A review of Ground: A Data Context Service

Previous database design focused on tight control of schemas, but this hasn’t kept up with how databases are currently being used. The four V’s of database systems are Volume, Velocity, Variety and Veracity.

Note: This review is in the format of the CS265 Discussion format and may reflect my personal opinion.

1. What is the problem?

Modern databases are still designed around old paradigms even through the underlying architecture has improved. Components of a DBMS are so interchangeable that they can be constructed for any specialization. While the DMBS has become very standardized, there is still no way of understanding the variety of the data – such as what the data is that is in the database and how it is being used. Adding this insight adds a big metadata component to a big data system.

2. Why is it important?

Data management involves tracking data in terms of who uses it and what is done with it. In secure environments, audit and control is a priority. Without these considerations, big data systems are ephemeral in the sense that the content is treated as non-crucial. As data is becoming more and more of an asset, it needs to be treated as such with the same level of rigor and support.

3. Why is it hard?

Storage economics is the biggest concern with Big MetaData. It only needs to be comprehensive enough to capture the full context of the data. The authors cite Application, Behavior, and Change (ABC) as the context paradigms to consider and balance in terms of the design space. Application context is the raw format of the information. Behavior context is how data is created and used – as well as the analytical results. Change context is the way that the data’s history is maintained. Within each context, there are diverse use cases to consider.

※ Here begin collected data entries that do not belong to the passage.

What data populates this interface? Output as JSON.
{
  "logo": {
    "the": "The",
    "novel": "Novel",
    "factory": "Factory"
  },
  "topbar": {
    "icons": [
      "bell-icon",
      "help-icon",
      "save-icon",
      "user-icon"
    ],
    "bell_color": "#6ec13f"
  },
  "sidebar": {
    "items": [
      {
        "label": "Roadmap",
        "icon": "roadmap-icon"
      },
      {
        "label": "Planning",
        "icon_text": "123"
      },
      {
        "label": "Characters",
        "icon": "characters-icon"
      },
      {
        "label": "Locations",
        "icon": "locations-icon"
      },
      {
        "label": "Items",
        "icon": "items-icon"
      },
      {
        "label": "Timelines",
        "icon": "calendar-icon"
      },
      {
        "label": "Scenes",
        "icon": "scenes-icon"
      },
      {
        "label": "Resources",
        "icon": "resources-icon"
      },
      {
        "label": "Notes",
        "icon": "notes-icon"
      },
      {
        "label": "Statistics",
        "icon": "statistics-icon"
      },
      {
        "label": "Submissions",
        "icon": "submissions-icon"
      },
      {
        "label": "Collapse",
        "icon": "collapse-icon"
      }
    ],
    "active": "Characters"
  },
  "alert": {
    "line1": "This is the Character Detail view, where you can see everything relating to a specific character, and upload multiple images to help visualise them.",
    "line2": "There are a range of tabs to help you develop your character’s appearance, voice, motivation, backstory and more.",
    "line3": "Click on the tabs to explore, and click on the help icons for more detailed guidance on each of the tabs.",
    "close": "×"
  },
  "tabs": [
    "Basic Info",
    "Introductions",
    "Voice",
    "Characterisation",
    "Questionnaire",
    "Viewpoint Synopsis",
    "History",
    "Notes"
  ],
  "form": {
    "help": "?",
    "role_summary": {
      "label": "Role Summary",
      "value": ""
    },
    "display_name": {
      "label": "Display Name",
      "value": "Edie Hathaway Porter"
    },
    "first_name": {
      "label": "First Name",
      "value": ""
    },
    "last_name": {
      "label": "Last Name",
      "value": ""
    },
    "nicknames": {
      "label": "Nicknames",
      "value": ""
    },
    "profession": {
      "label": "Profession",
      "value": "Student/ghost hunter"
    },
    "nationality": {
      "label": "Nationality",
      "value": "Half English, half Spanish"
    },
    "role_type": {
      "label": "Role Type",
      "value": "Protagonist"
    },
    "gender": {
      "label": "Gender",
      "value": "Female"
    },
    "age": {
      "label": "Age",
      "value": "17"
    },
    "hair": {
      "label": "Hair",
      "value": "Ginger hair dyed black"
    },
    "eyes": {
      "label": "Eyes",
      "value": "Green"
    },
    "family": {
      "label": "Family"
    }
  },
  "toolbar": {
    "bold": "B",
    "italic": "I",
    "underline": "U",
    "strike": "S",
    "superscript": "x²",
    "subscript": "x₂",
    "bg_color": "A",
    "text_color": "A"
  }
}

4. Why existing solutions do not work?

The Ground project is the first of its kind. This product provides technical and organizational awareness that is not typical of a DBMS. Ground offers many innovative concepts such as code version history associated to data version history – as well as a knowledge of who is accessing the data. As this paper generally discusses the Ground product, and highlights its innovations, it can be simply stated that no other solution offers this capabilities suite.

5. What is the core intuition for the solution?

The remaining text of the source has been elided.